Avustralya’dan Amerika’ya dünyanın bütün ülkeleri 31 Aralık’ı 1 Ocak’a bağlayan gece heyecanla yeni bir yıla girmenin mutluluğunu yaşarken Türkiye’de 2021’in ilk haberi zam oldu. Köprü ve otoyollardan geçiş ücretleri yüzde 26, vergi, harç ve cezalar yüzde 9.11, elektrik fiyatları yüzde 6, doğalgaz fiyatları yüzde 1 oranında arttı. Asgari ücrete yapılan yüzde 21 civarındaki zam, hem vatandaşın en çok kullandığı ürünlerin 2020 yılındaki fiyat artışları hem de yeni zamlarla daha çalışanların eline geçmeden erimiş oldu.
Hesap ortada
Orta direk ve dar gelirlileri sadece zamlar değil enflasyon da vurdu. Türkiye İstatistik Kurumu (TÜİK) 2020 Aralık ayı enflasyon rakamları ile birlikte yılın tamamındaki enflasyonu da açıkladı. Buna göre 2020 yılı enflasyonu yüzde 14.60 oldu. Ancak, vatandaşların en çok kullandığı kalemler dikkate alındığında enflasyon ‘canavar’ yüzünü gösterdi. Gıda ve alkolsüz içeceklerde yüzde 20.61, ev eşyasında yüzde 18.04, sağlıkta yüzde 16.67, ulaştırmada yüzde 21.12, haberleşmede yüzde 5.73, eğlence ve kültürde yüzde 10.44, lokanta ve oteller grubunda yüzde 12.70, çeşitli mal ve hizmetlerde ise yüzde 28.12’lik artış kaydedildi. Düşüş gösteren tek grup, turizmin de etkisiyle giyim ve ayakkabı oldu.

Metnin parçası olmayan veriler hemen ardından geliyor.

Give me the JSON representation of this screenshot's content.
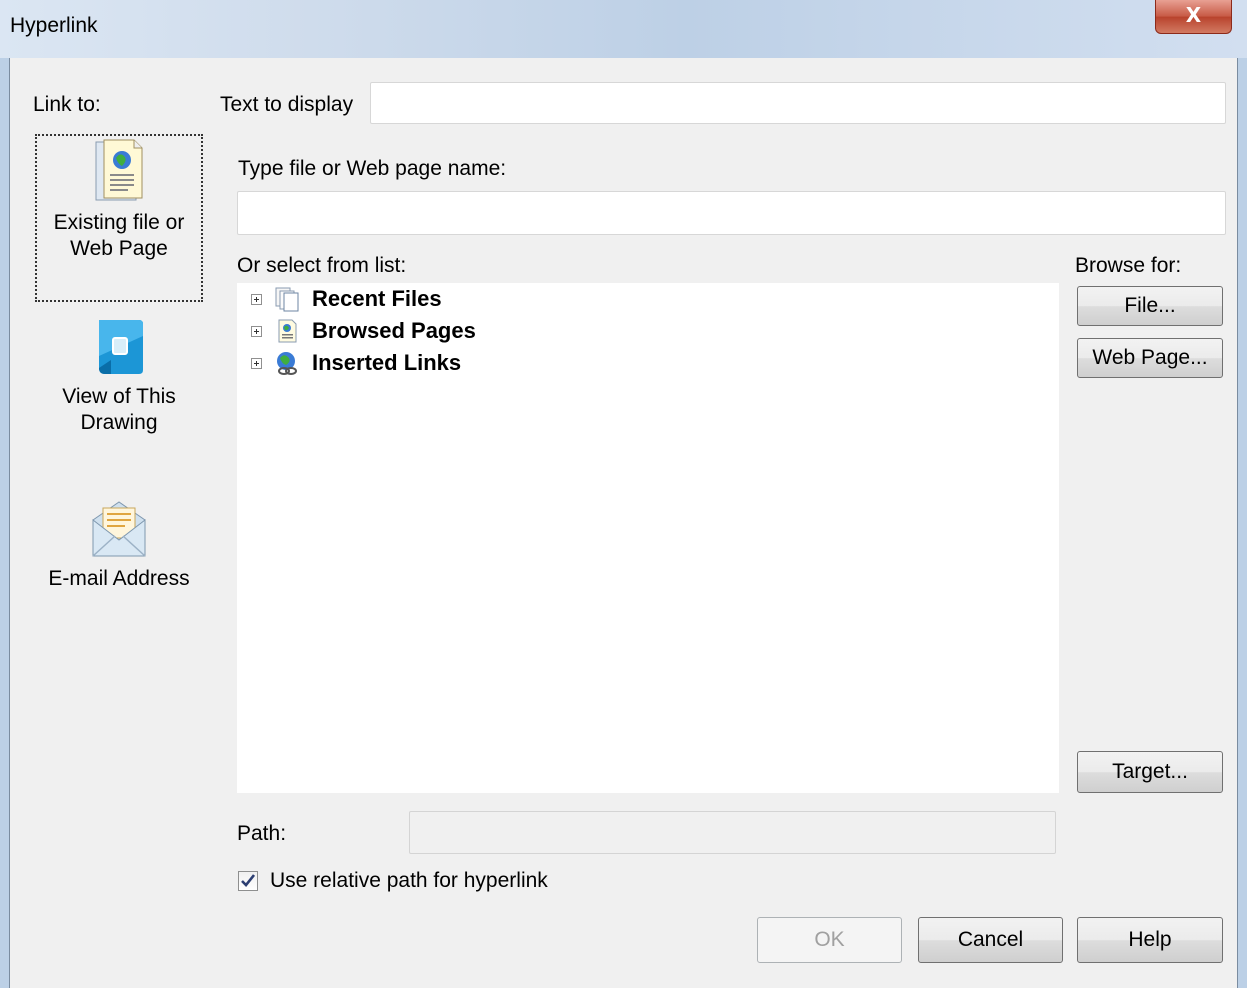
{
  "window": {
    "title": "Hyperlink",
    "close_glyph": "X"
  },
  "link_to": {
    "label": "Link to:",
    "options": [
      {
        "label_line1": "Existing file or",
        "label_line2": "Web Page",
        "icon": "web-page-document-icon",
        "selected": true
      },
      {
        "label_line1": "View of This",
        "label_line2": "Drawing",
        "icon": "drawing-view-icon",
        "selected": false
      },
      {
        "label_line1": "E-mail Address",
        "label_line2": "",
        "icon": "email-envelope-icon",
        "selected": false
      }
    ]
  },
  "text_to_display": {
    "label": "Text to display",
    "value": ""
  },
  "file_name": {
    "label": "Type file or Web page name:",
    "value": ""
  },
  "select_list": {
    "label": "Or select from list:",
    "items": [
      {
        "label": "Recent Files",
        "icon": "recent-files-icon"
      },
      {
        "label": "Browsed Pages",
        "icon": "browsed-pages-icon"
      },
      {
        "label": "Inserted Links",
        "icon": "inserted-links-icon"
      }
    ]
  },
  "browse": {
    "label": "Browse for:",
    "file_button": "File...",
    "web_page_button": "Web Page...",
    "target_button": "Target..."
  },
  "path": {
    "label": "Path:",
    "value": ""
  },
  "relative_path": {
    "label": "Use relative path for hyperlink",
    "checked": true
  },
  "buttons": {
    "ok": "OK",
    "cancel": "Cancel",
    "help": "Help",
    "ok_enabled": false
  },
  "colors": {
    "title_bar": "#cfdcec",
    "close_button": "#c75a45",
    "dialog_bg": "#f0f0f0",
    "list_bg": "#ffffff"
  }
}
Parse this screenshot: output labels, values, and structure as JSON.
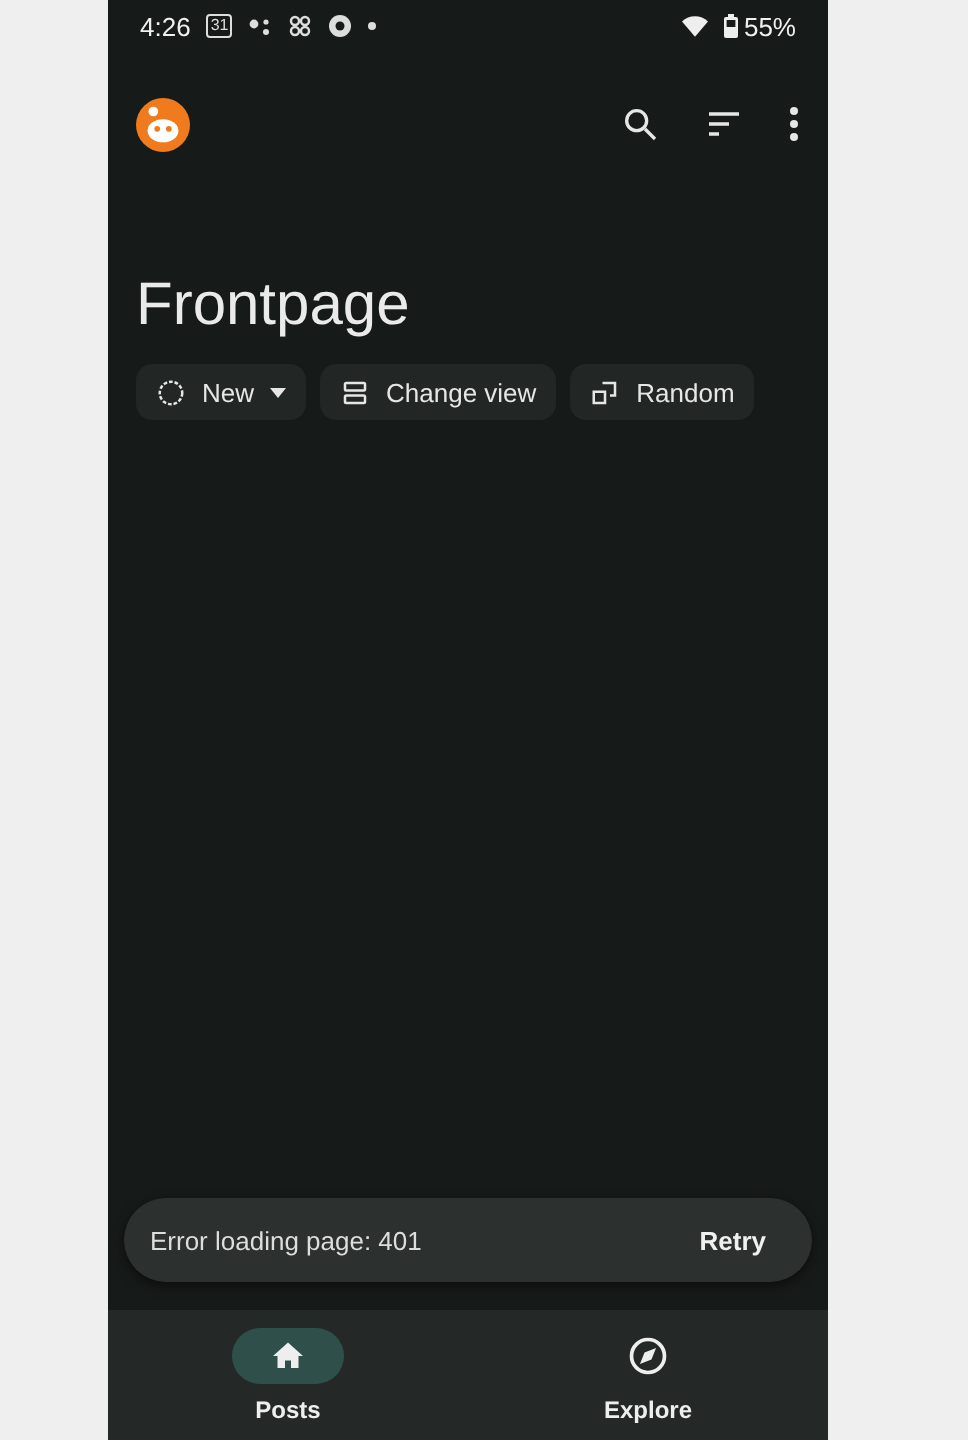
{
  "status_bar": {
    "time": "4:26",
    "calendar_day": "31",
    "battery": "55%"
  },
  "title": "Frontpage",
  "chips": [
    {
      "kind": "sort",
      "label": "New"
    },
    {
      "kind": "view",
      "label": "Change view"
    },
    {
      "kind": "random",
      "label": "Random"
    }
  ],
  "snackbar": {
    "message": "Error loading page: 401",
    "action": "Retry"
  },
  "nav": [
    {
      "kind": "home",
      "label": "Posts",
      "selected": true
    },
    {
      "kind": "explore",
      "label": "Explore",
      "selected": false
    }
  ]
}
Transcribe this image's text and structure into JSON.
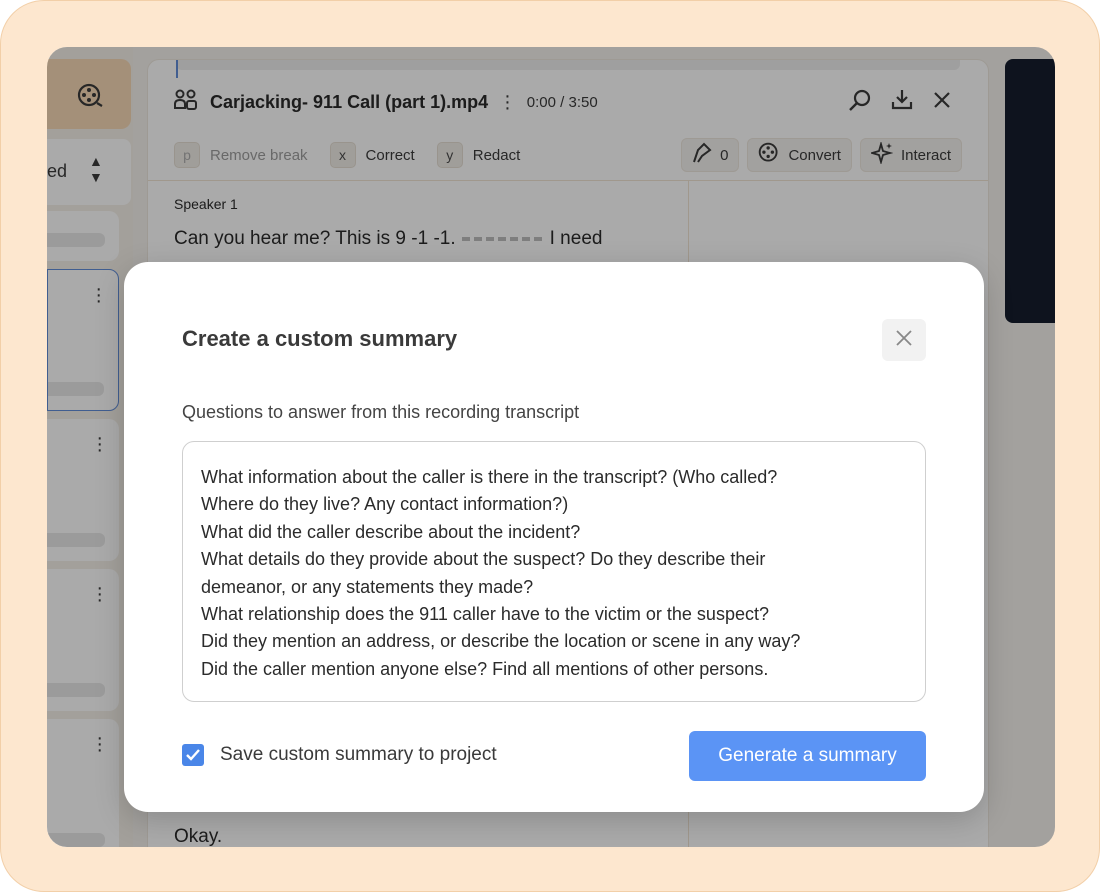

Yeni yıl zamları ile birlikte İzmir-İstanbul Otoyolu’nu kullanarak yapılan seyahat; otomobille 367 liralık otoyol geçişi, 147.5 TL’lik Osmangazi Köprüsü geçişi, 27.5 TL’lik Yavuz Sultan Selim Köprüsü geçişi ile birlikte 542 lirayı, gidiş-geliş olarak düşünüldüğünde 1084 lirayı buldu.
Çare DEVA’da
Demokrasi ve Atılım Partisi (DEVA) İzmir İl Başkanı Seda Kaya Ösen, zamları değerlendirirken “Hükümetin yaptığı zamlarla temel ihtiyaç maddelerindeki fiyat artışları vatandaşın cebini ve pazar-market sepetlerini boşaltıyor. Çeşit ya da ağırlık olarak daha az ürünü daha pahalıya alıyoruz. Hükümet, ekonomideki yaralara merhem olmak yerine 2021 yılının ilk icraatı olarak zam yapmayı tercih etmiştir. Ancak ülkemiz ve halkımız çaresiz değildir. DEVA iktidarı; şeffaf yönetimi, tüketiciyi koruyucu tedbirleri, hükümetin ulaşım ve özellikle sağlıkta maliyetini açıklamaktan kaçındığı Kamu-Özel İşbirliği modelinin faydalanıcıların yaptığı ödemelerle kendini finanse eden projelerle sınırlı tutulması sayesinde zamlara da deva olacaktır” dedi.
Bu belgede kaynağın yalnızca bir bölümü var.